Let’s assume for the time being that such a miraculous offseason isn’t in the cards, and Milwaukee instead makes only modest additions this offseason with the limited resources it has at its disposal. Then the question becomes, just how good can Giannis Antetokounmpo make what will likely be a bad team?
The Bucks may be optimistic on that front. The 2024-25 season just ended and yet the Eastern Conference’s two most dangerous teams, the Celtics and Pacers, are presumably out of the 2025-26 running because of Achilles injuries suffered by their best players. Milwaukee might be looking around and thinking, “this conference is up for grabs and we have the best player.” Antetokounmpo effectively became Milwaukee’s point guard once Lillard went down with a blood clot near the end of the regular season. He nearly averaged a 31-point triple-double from that point on. It’s entirely plausible that he wins MVP in that role if the Bucks can even be a .500 team.

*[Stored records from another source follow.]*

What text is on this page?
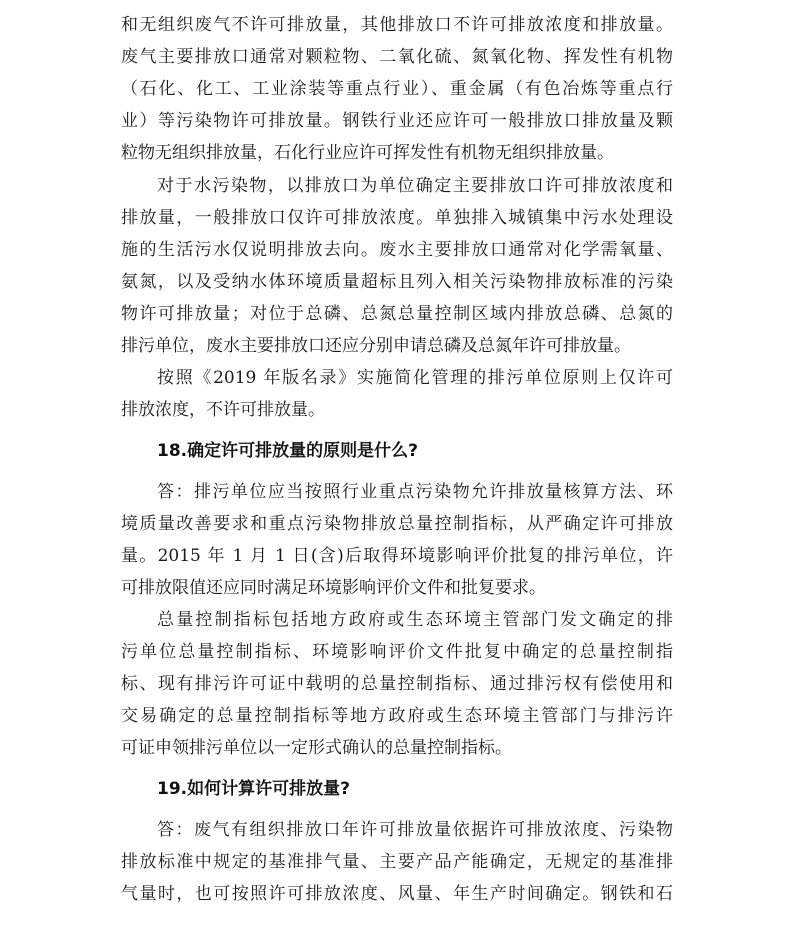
和无组织废气不许可排放量，其他排放口不许可排放浓度和排放量。
废气主要排放口通常对颗粒物、二氧化硫、氮氧化物、挥发性有机物
（石化、化工、工业涂装等重点行业）、重金属（有色冶炼等重点行
业）等污染物许可排放量。钢铁行业还应许可一般排放口排放量及颗
粒物无组织排放量，石化行业应许可挥发性有机物无组织排放量。
对于水污染物，以排放口为单位确定主要排放口许可排放浓度和
排放量，一般排放口仅许可排放浓度。单独排入城镇集中污水处理设
施的生活污水仅说明排放去向。废水主要排放口通常对化学需氧量、
氨氮，以及受纳水体环境质量超标且列入相关污染物排放标准的污染
物许可排放量；对位于总磷、总氮总量控制区域内排放总磷、总氮的
排污单位，废水主要排放口还应分别申请总磷及总氮年许可排放量。
按照《2019 年版名录》实施简化管理的排污单位原则上仅许可
排放浓度，不许可排放量。
18.确定许可排放量的原则是什么?
答：排污单位应当按照行业重点污染物允许排放量核算方法、环
境质量改善要求和重点污染物排放总量控制指标，从严确定许可排放
量。2015 年 1 月 1 日(含)后取得环境影响评价批复的排污单位，许
可排放限值还应同时满足环境影响评价文件和批复要求。
总量控制指标包括地方政府或生态环境主管部门发文确定的排
污单位总量控制指标、环境影响评价文件批复中确定的总量控制指
标、现有排污许可证中载明的总量控制指标、通过排污权有偿使用和
交易确定的总量控制指标等地方政府或生态环境主管部门与排污许
可证申领排污单位以一定形式确认的总量控制指标。
19.如何计算许可排放量?
答：废气有组织排放口年许可排放量依据许可排放浓度、污染物
排放标准中规定的基准排气量、主要产品产能确定，无规定的基准排
气量时，也可按照许可排放浓度、风量、年生产时间确定。钢铁和石
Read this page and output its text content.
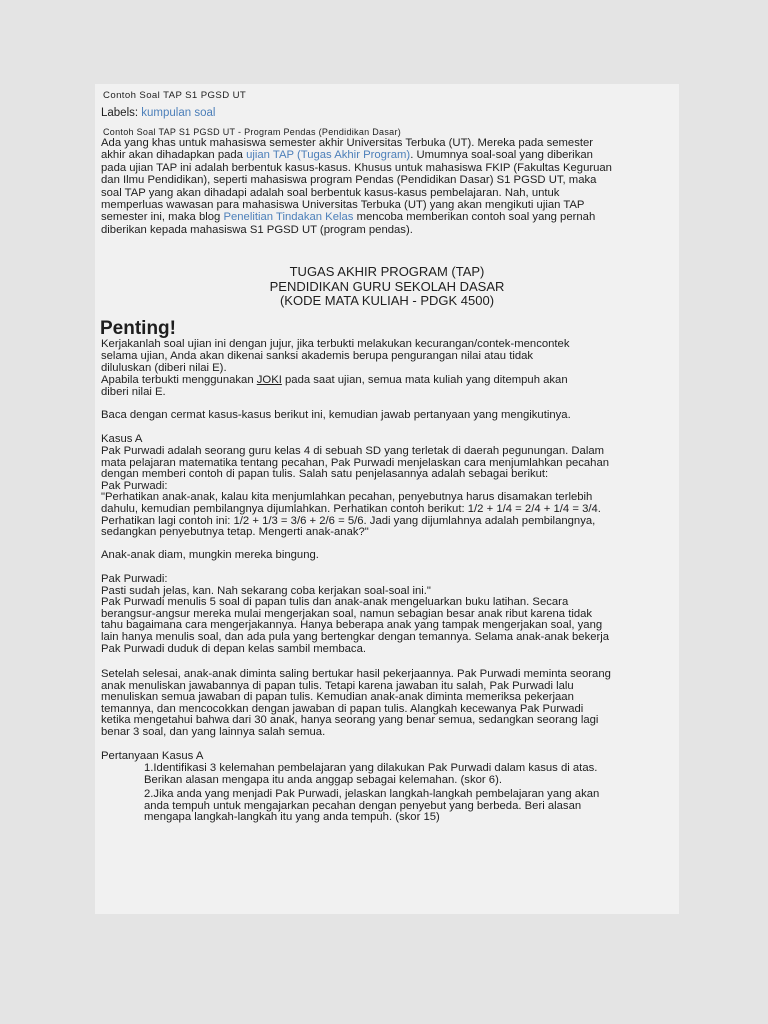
Contoh Soal TAP S1 PGSD UT

Labels: kumpulan soal

Contoh Soal TAP S1 PGSD UT - Program Pendas (Pendidikan Dasar)

Ada yang khas untuk mahasiswa semester akhir Universitas Terbuka (UT). Mereka pada semester

akhir akan dihadapkan pada ujian TAP (Tugas Akhir Program). Umumnya soal-soal yang diberikan

pada ujian TAP ini adalah berbentuk kasus-kasus. Khusus untuk mahasiswa FKIP (Fakultas Keguruan

dan Ilmu Pendidikan), seperti mahasiswa program Pendas (Pendidikan Dasar) S1 PGSD UT, maka

soal TAP yang akan dihadapi adalah soal berbentuk kasus-kasus pembelajaran. Nah, untuk

memperluas wawasan para mahasiswa Universitas Terbuka (UT) yang akan mengikuti ujian TAP

semester ini, maka blog Penelitian Tindakan Kelas mencoba memberikan contoh soal yang pernah

diberikan kepada mahasiswa S1 PGSD UT (program pendas).

TUGAS AKHIR PROGRAM (TAP)
PENDIDIKAN GURU SEKOLAH DASAR
(KODE MATA KULIAH - PDGK 4500)
Penting!

Kerjakanlah soal ujian ini dengan jujur, jika terbukti melakukan kecurangan/contek-mencontek

selama ujian, Anda akan dikenai sanksi akademis berupa pengurangan nilai atau tidak

diluluskan (diberi nilai E).

Apabila terbukti menggunakan JOKI pada saat ujian, semua mata kuliah yang ditempuh akan

diberi nilai E.

Baca dengan cermat kasus-kasus berikut ini, kemudian jawab pertanyaan yang mengikutinya.

Kasus A

Pak Purwadi adalah seorang guru kelas 4 di sebuah SD yang terletak di daerah pegunungan. Dalam
mata pelajaran matematika tentang pecahan, Pak Purwadi menjelaskan cara menjumlahkan pecahan
dengan memberi contoh di papan tulis. Salah satu penjelasannya adalah sebagai berikut:
Pak Purwadi:
"Perhatikan anak-anak, kalau kita menjumlahkan pecahan, penyebutnya harus disamakan terlebih
dahulu, kemudian pembilangnya dijumlahkan. Perhatikan contoh berikut: 1/2 + 1/4 = 2/4 + 1/4 = 3/4.
Perhatikan lagi contoh ini: 1/2 + 1/3 = 3/6 + 2/6 = 5/6. Jadi yang dijumlahnya adalah pembilangnya,
sedangkan penyebutnya tetap. Mengerti anak-anak?"

Anak-anak diam, mungkin mereka bingung.

Pak Purwadi:
Pasti sudah jelas, kan. Nah sekarang coba kerjakan soal-soal ini."
Pak Purwadi menulis 5 soal di papan tulis dan anak-anak mengeluarkan buku latihan. Secara
berangsur-angsur mereka mulai mengerjakan soal, namun sebagian besar anak ribut karena tidak
tahu bagaimana cara mengerjakannya. Hanya beberapa anak yang tampak mengerjakan soal, yang
lain hanya menulis soal, dan ada pula yang bertengkar dengan temannya. Selama anak-anak bekerja
Pak Purwadi duduk di depan kelas sambil membaca.
Setelah selesai, anak-anak diminta saling bertukar hasil pekerjaannya. Pak Purwadi meminta seorang
anak menuliskan jawabannya di papan tulis. Tetapi karena jawaban itu salah, Pak Purwadi lalu
menuliskan semua jawaban di papan tulis. Kemudian anak-anak diminta memeriksa pekerjaan
temannya, dan mencocokkan dengan jawaban di papan tulis. Alangkah kecewanya Pak Purwadi
ketika mengetahui bahwa dari 30 anak, hanya seorang yang benar semua, sedangkan seorang lagi
benar 3 soal, dan yang lainnya salah semua.

Pertanyaan Kasus A

1.Identifikasi 3 kelemahan pembelajaran yang dilakukan Pak Purwadi dalam kasus di atas.
Berikan alasan mengapa itu anda anggap sebagai kelemahan. (skor 6).
2.Jika anda yang menjadi Pak Purwadi, jelaskan langkah-langkah pembelajaran yang akan
anda tempuh untuk mengajarkan pecahan dengan penyebut yang berbeda. Beri alasan
mengapa langkah-langkah itu yang anda tempuh. (skor 15)
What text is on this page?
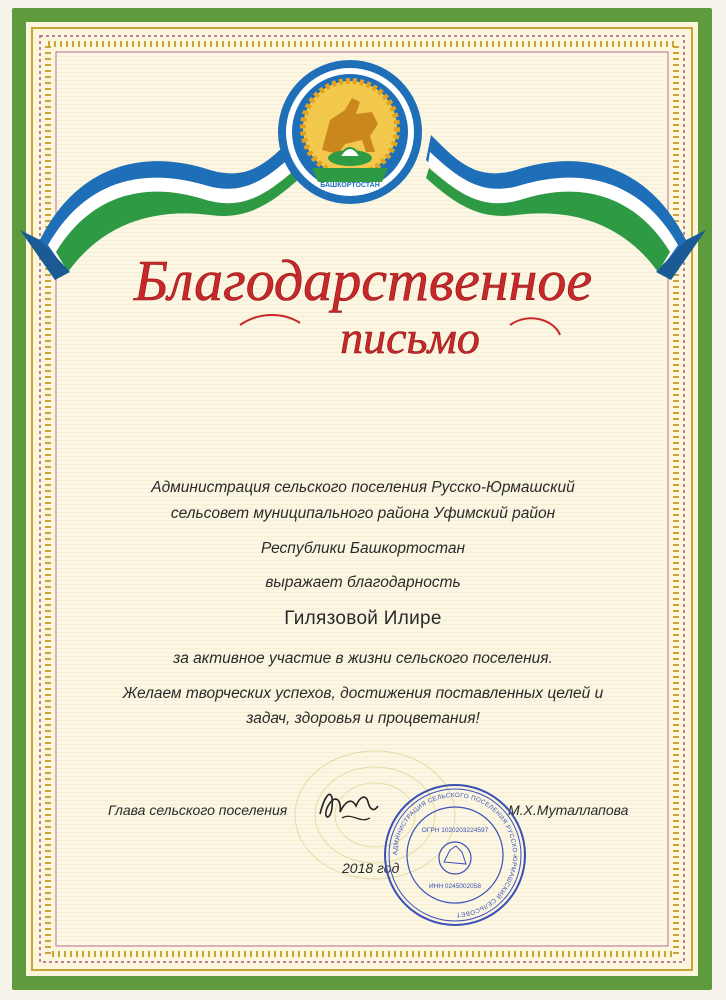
БАШКОРТОСТАН
Благодарственное
письмо
Администрация сельского поселения Русско-Юрмашский
сельсовет муниципального района Уфимский район
Республики Башкортостан
выражает благодарность
Гилязовой Илире
за активное участие в жизни сельского поселения.
Желаем творческих успехов, достижения поставленных целей и
задач, здоровья и процветания!
Глава сельского поселения	М.Х.Муталлапова
2018 год
АДМИНИСТРАЦИЯ СЕЛЬСКОГО ПОСЕЛЕНИЯ РУССКО-ЮРМАШСКИЙ СЕЛЬСОВЕТ
ОГРН 1020203224597
ИНН 0245002058
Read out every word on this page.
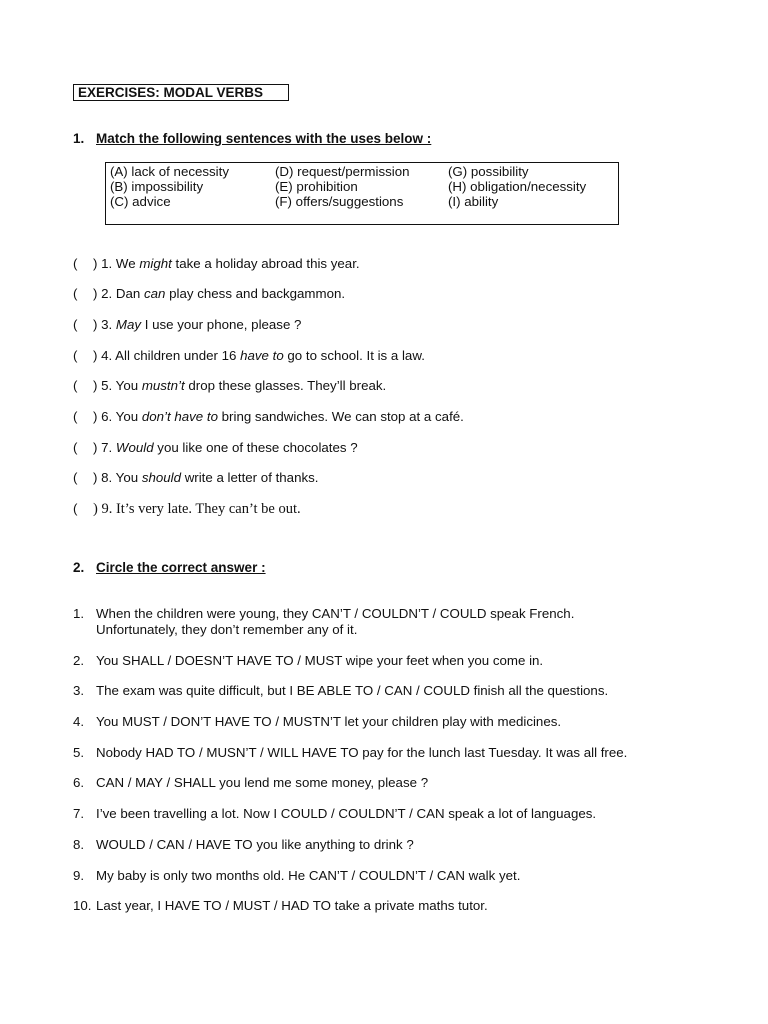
EXERCISES: MODAL VERBS
1. Match the following sentences with the uses below :
(A) lack of necessity
(B) impossibility
(C) advice
(D) request/permission
(E) prohibition
(F) offers/suggestions
(G) possibility
(H) obligation/necessity
(I) ability
( ) 1. We might take a holiday abroad this year.
( ) 2. Dan can play chess and backgammon.
( ) 3. May I use your phone, please ?
( ) 4. All children under 16 have to go to school. It is a law.
( ) 5. You mustn’t drop these glasses. They’ll break.
( ) 6. You don’t have to bring sandwiches. We can stop at a café.
( ) 7. Would you like one of these chocolates ?
( ) 8. You should write a letter of thanks.
( ) 9. It’s very late. They can’t be out.
2. Circle the correct answer :
1. When the children were young, they CAN’T / COULDN’T / COULD speak French.
Unfortunately, they don’t remember any of it.
2. You SHALL / DOESN’T HAVE TO / MUST wipe your feet when you come in.
3. The exam was quite difficult, but I BE ABLE TO / CAN / COULD finish all the questions.
4. You MUST / DON’T HAVE TO / MUSTN’T let your children play with medicines.
5. Nobody HAD TO / MUSN’T / WILL HAVE TO pay for the lunch last Tuesday. It was all free.
6. CAN / MAY / SHALL you lend me some money, please ?
7. I’ve been travelling a lot. Now I COULD / COULDN’T / CAN speak a lot of languages.
8. WOULD / CAN / HAVE TO you like anything to drink ?
9. My baby is only two months old. He CAN’T / COULDN’T / CAN walk yet.
10. Last year, I HAVE TO / MUST / HAD TO take a private maths tutor.
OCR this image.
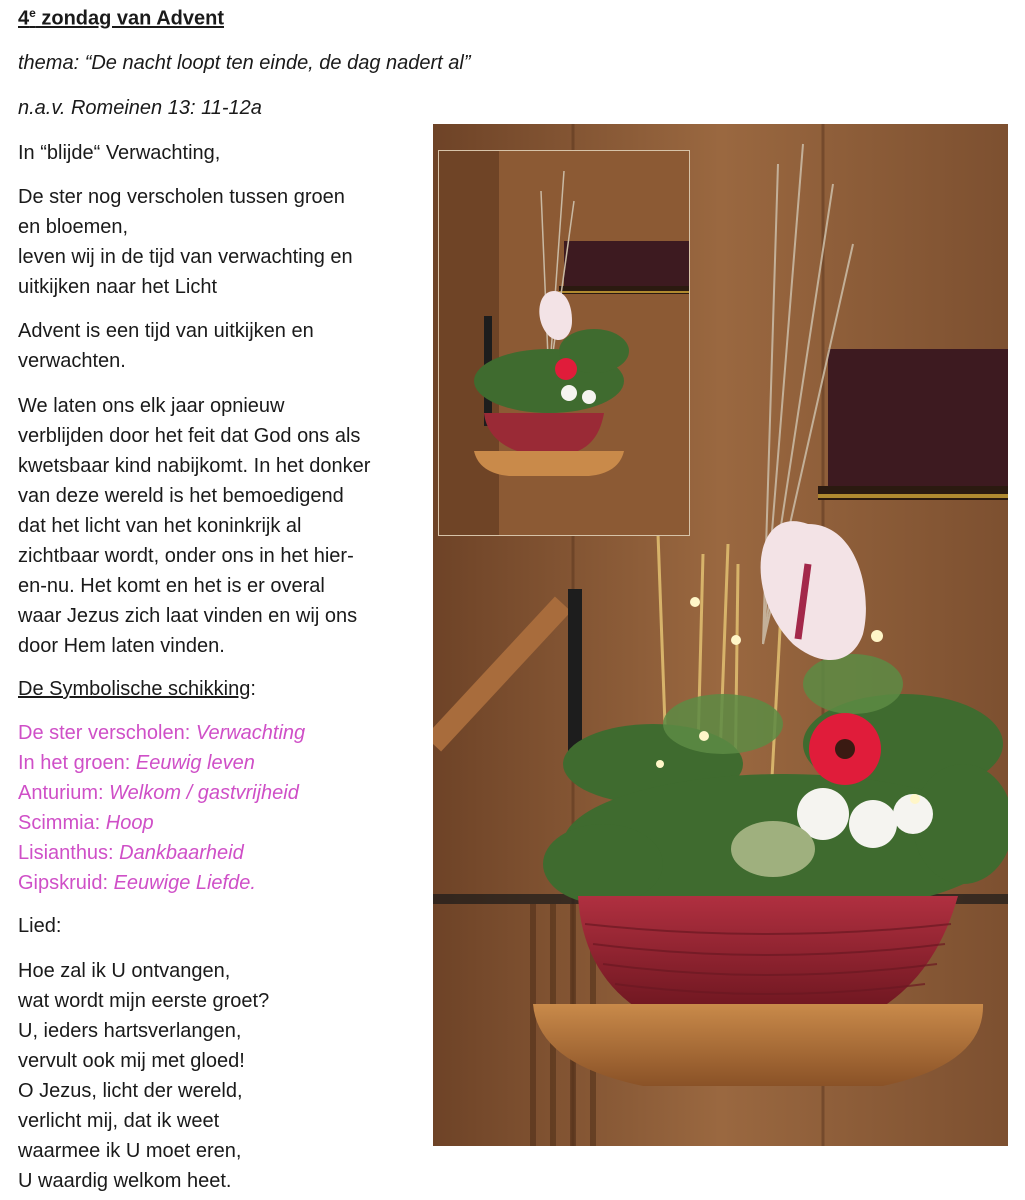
4e zondag van Advent

thema: “De nacht loopt ten einde, de dag nadert al”

n.a.v. Romeinen 13: 11-12a

In “blijde“ Verwachting,

De ster nog verscholen tussen groen
en bloemen,
leven wij in de tijd van verwachting en
uitkijken naar het Licht
Advent is een tijd van uitkijken en
verwachten.
We laten ons elk jaar opnieuw
verblijden door het feit dat God ons als
kwetsbaar kind nabijkomt. In het donker
van deze wereld is het bemoedigend
dat het licht van het koninkrijk al
zichtbaar wordt, onder ons in het hier-
en-nu. Het komt en het is er overal
waar Jezus zich laat vinden en wij ons
door Hem laten vinden.

De Symbolische schikking:

De ster verscholen: Verwachting
In het groen: Eeuwig leven
Anturium: Welkom / gastvrijheid
Scimmia: Hoop
Lisianthus: Dankbaarheid
Gipskruid: Eeuwige Liefde.

Lied:

Hoe zal ik U ontvangen,
wat wordt mijn eerste groet?
U, ieders hartsverlangen,
vervult ook mij met gloed!
O Jezus, licht der wereld,
verlicht mij, dat ik weet
waarmee ik U moet eren,
U waardig welkom heet.
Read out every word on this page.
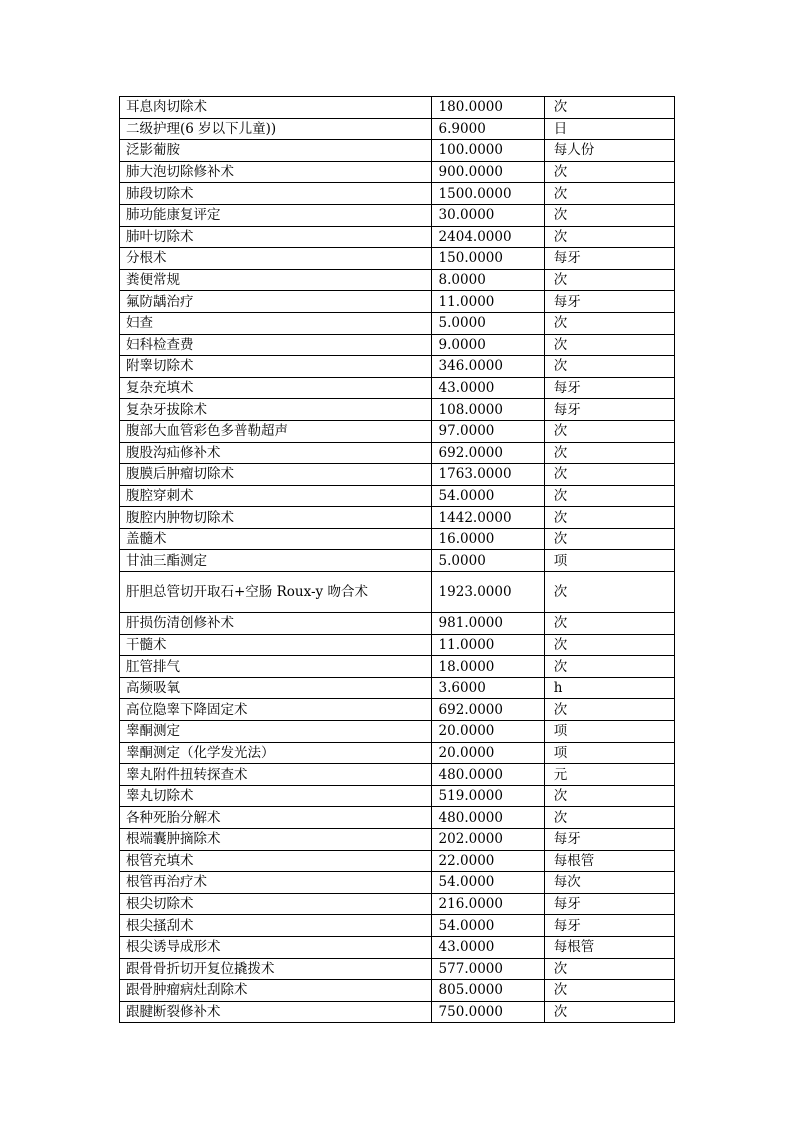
耳息肉切除术	180.0000	次
二级护理(6 岁以下儿童))	6.9000	日
泛影葡胺	100.0000	每人份
肺大泡切除修补术	900.0000	次
肺段切除术	1500.0000	次
肺功能康复评定	30.0000	次
肺叶切除术	2404.0000	次
分根术	150.0000	每牙
粪便常规	8.0000	次
氟防龋治疗	11.0000	每牙
妇查	5.0000	次
妇科检查费	9.0000	次
附睾切除术	346.0000	次
复杂充填术	43.0000	每牙
复杂牙拔除术	108.0000	每牙
腹部大血管彩色多普勒超声	97.0000	次
腹股沟疝修补术	692.0000	次
腹膜后肿瘤切除术	1763.0000	次
腹腔穿刺术	54.0000	次
腹腔内肿物切除术	1442.0000	次
盖髓术	16.0000	次
甘油三酯测定	5.0000	项
肝胆总管切开取石+空肠 Roux-y 吻合术	1923.0000	次
肝损伤清创修补术	981.0000	次
干髓术	11.0000	次
肛管排气	18.0000	次
高频吸氧	3.6000	h
高位隐睾下降固定术	692.0000	次
睾酮测定	20.0000	项
睾酮测定（化学发光法）	20.0000	项
睾丸附件扭转探查术	480.0000	元
睾丸切除术	519.0000	次
各种死胎分解术	480.0000	次
根端囊肿摘除术	202.0000	每牙
根管充填术	22.0000	每根管
根管再治疗术	54.0000	每次
根尖切除术	216.0000	每牙
根尖搔刮术	54.0000	每牙
根尖诱导成形术	43.0000	每根管
跟骨骨折切开复位撬拨术	577.0000	次
跟骨肿瘤病灶刮除术	805.0000	次
跟腱断裂修补术	750.0000	次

It’s also possible that Milwaukee’s roster has thinned so significantly that no single player, even Antetokounmpo, can raise it to a playoff level. As much upside as the East has lost in Boston and Indiana, it’s not as though those teams are going to tank. Cleveland will return the bulk of its 64-win roster. The Knicks will be back with a new coach. Orlando traded for Desmond Bane. The Pistons and Hawks are young and ready to improve. Maybe this is finally the year that the Philadelphia 76ers stay healthy. There’s a difference between the East being vulnerable at the top and the East lacking depth in the middle. Even now, Milwaukee likely isn’t favored to earn a top-six seed. If they were a No. 5 seed with Lillard healthy, what are they without him? And what happens if Antetokounmpo misses three weeks with a minor injury?
If they’re a play-in team, or perhaps something even worse, Antetokounmpo’s faith in the Bucks is tested. And that’s what teams like the Rockets and Spurs are banking on. It’s one thing to be convinced to give the only thing you’ve ever played for a chance to figure things out in the offseason. It’s quite another to deal with the day-to-day drudgery of a lottery season. If the Bucks are bad at the deadline, these teams will be ready with offers. If Antetokounmpo shows any hesitance to sign that extension, the offers will pour in.
So that’s where we stand. Antetokounmpo almost certainly isn’t moving this summer. But teams will believe that he’s truly locked in on Milwaukee when they see it. Until then, the possibility that he might one day become available is going to loom over everything that happens this summer. Teams are going to preserve assets. They are going to operate cautiously.
The New York Knicks are instructive here. They just made the Eastern Conference finals, but if they could get a mulligan on the Mikal Bridges trade, they’d likely take it. With five first-round picks, a stellar roster and a major market to offer, they might have factored significantly into any future Antetokounmpo sweepstakes. But they likely traded themselves out of it by nabbing Bridges. It might one prove worthwhile. The Knicks have a path the 2026 Finals. But given the myriad issues the Bucks are facing right now, it’s hard to imagine many more teams potentially want to trade themselves out of the Antetokounmpo sweepstakes.